Excess nitrogen and phosphorus in waterbodies, known as nutrient pollution, is a growing problem in Utah and across the country. Nutrients are linked to cyanobacterial growth, including harmful algal blooms, and can lower dissolved-oxygen levels in waterbodies, adversely affecting aquatic life. This pollution comes from a variety of sources, including wastewater treatment plants, nonpoint source pollution from agricultural operations, and residential and municipal stormwater runoff. Nutrient pollution poses a significant threat to Utah’s economic growth and quality of life, leading to substantial costs to the state and taxpayers if left unaddressed.

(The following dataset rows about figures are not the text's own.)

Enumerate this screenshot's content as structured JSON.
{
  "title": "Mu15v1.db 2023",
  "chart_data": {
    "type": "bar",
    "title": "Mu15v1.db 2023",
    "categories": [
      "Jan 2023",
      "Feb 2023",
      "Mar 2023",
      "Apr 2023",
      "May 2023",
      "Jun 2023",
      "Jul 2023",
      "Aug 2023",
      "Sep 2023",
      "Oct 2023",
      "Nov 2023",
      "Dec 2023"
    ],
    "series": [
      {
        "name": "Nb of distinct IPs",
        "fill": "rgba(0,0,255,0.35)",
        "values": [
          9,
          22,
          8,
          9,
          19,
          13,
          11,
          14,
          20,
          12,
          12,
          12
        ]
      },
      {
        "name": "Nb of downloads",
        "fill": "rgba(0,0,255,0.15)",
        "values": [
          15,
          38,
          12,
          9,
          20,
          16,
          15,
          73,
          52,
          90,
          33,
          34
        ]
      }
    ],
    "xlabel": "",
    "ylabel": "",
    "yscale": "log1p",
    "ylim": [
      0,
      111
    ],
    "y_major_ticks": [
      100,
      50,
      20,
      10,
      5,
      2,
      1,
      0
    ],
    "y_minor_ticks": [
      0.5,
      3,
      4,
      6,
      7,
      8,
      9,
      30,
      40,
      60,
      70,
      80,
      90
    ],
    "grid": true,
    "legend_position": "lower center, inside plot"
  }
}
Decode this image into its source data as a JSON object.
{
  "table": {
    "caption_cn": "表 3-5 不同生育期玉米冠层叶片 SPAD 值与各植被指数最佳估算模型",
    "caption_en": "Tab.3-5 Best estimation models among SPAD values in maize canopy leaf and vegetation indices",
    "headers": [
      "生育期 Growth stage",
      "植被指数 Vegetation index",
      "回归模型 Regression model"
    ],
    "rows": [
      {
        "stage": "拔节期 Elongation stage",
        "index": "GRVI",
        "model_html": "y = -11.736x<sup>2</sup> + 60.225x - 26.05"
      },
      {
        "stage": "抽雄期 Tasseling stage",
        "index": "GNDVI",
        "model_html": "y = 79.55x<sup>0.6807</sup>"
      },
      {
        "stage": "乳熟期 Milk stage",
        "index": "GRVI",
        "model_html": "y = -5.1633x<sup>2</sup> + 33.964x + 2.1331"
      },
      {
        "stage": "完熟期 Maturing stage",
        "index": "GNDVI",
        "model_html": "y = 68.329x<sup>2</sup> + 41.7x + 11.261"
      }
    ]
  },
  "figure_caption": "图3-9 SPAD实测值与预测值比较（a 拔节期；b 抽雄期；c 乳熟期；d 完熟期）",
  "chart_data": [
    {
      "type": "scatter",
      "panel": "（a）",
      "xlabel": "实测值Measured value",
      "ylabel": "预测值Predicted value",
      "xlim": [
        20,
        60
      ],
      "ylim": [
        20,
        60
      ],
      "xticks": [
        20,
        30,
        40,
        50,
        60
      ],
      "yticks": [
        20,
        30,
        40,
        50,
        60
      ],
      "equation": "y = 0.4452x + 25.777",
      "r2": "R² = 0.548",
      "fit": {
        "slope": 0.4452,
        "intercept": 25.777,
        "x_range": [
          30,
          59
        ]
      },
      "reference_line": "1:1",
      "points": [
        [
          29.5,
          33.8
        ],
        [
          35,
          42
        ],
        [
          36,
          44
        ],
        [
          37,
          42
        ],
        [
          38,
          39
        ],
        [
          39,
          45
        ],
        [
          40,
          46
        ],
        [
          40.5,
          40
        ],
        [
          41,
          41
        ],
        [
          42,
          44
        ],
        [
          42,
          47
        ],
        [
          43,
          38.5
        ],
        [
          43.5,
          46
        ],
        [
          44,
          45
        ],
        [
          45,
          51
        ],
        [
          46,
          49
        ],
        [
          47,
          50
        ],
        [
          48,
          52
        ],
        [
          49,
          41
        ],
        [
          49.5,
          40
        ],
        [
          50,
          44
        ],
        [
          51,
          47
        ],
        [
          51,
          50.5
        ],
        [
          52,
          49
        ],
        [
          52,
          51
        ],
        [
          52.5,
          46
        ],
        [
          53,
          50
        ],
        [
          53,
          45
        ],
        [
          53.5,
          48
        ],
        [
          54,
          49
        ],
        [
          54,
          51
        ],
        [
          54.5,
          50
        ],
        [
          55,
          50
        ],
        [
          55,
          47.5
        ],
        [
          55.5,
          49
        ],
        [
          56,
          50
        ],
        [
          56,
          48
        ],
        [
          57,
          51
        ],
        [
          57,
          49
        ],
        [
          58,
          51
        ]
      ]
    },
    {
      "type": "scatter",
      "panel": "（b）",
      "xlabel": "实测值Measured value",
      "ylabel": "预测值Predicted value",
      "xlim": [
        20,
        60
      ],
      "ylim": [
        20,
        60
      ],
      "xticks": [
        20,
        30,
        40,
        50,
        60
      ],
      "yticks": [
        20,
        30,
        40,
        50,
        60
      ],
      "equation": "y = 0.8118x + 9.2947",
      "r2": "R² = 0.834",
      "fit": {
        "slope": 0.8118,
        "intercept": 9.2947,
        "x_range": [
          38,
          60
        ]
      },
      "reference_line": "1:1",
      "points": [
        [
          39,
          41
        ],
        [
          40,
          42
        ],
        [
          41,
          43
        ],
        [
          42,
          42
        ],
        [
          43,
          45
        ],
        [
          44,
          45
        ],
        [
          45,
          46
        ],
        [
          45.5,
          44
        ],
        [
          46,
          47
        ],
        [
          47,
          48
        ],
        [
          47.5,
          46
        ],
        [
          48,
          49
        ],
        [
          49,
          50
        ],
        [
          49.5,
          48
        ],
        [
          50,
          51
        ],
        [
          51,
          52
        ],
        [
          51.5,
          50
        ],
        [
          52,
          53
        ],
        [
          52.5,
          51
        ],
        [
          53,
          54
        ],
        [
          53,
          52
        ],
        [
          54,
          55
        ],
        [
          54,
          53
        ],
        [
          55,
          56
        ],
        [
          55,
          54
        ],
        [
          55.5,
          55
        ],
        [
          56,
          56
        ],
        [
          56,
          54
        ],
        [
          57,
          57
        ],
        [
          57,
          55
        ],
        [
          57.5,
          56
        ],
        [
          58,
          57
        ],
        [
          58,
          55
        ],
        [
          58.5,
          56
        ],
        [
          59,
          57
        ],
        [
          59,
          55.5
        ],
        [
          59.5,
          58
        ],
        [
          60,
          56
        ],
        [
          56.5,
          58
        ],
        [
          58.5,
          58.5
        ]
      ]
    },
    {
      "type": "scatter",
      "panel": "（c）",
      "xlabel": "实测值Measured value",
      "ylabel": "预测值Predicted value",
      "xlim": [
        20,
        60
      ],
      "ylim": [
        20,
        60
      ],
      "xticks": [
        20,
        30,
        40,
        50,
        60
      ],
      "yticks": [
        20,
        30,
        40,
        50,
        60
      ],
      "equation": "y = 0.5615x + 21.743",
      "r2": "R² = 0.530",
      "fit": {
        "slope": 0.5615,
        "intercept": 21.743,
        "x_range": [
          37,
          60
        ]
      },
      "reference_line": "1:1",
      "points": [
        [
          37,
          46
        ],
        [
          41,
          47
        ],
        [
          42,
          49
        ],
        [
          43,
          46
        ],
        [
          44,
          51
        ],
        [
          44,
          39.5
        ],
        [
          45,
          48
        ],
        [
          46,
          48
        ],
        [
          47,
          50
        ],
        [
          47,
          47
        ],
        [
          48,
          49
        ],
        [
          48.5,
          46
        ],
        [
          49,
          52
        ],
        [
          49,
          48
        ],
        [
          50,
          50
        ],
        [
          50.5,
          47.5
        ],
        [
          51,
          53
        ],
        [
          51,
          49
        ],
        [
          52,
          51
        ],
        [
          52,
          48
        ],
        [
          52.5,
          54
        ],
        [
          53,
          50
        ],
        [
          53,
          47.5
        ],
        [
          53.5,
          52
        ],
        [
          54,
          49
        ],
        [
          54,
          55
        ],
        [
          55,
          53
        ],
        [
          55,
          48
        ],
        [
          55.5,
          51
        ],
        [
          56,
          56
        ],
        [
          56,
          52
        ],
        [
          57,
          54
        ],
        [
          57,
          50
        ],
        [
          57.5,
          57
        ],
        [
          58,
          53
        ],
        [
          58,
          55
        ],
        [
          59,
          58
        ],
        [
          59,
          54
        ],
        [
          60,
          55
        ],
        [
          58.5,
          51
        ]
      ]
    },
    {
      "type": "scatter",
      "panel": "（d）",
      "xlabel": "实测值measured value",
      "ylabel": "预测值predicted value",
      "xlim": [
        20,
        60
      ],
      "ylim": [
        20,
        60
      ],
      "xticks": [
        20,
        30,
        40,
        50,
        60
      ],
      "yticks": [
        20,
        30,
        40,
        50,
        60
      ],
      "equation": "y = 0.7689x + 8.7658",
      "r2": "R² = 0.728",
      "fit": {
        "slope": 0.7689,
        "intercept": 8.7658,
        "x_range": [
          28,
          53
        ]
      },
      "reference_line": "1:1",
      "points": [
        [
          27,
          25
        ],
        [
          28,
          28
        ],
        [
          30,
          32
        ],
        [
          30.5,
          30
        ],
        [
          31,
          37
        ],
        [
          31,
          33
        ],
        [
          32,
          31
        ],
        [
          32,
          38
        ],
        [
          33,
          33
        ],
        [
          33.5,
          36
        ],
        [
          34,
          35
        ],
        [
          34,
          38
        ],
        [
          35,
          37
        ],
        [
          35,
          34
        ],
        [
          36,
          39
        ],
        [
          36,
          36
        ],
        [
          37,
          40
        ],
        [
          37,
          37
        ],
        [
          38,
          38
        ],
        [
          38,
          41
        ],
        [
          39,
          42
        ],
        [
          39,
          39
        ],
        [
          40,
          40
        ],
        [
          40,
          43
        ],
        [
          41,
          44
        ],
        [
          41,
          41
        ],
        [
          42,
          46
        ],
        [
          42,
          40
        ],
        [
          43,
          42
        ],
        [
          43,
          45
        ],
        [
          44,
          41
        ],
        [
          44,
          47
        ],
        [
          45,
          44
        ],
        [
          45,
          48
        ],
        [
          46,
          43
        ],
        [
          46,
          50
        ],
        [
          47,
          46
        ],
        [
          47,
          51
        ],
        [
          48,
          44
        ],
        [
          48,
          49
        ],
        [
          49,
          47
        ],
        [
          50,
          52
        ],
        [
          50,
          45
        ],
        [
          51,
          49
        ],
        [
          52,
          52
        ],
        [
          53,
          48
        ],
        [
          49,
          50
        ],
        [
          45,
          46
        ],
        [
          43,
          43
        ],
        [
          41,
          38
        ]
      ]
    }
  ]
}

The state is actively engaged in developing values-based environmental solutions to address excess nitrogen and phosphorus in Utah waters. These values include:
- Accountability: Track progress and use public funding efficiently
- Equity: Ensure incentives treat Utah’s rural, urban, and growing communities fairly
- Flexibility: Accommodate the different needs of Utah’s diverse waters
- Strategic investment: Accommodate growth and a changing Utah landscape
Past efforts have focused on headwaters and the largest controllable sources of nutrients in the state. A DWQ administrative rule requiring all wastewater treatment plants to monitor for nitrogen and phosphorus went into effect in 2015. This monitoring requirement allows the division to characterize the magnitude of the state’s nutrient pollution problem and helps ascertain how the division’s nutrient-reduction strategy is working.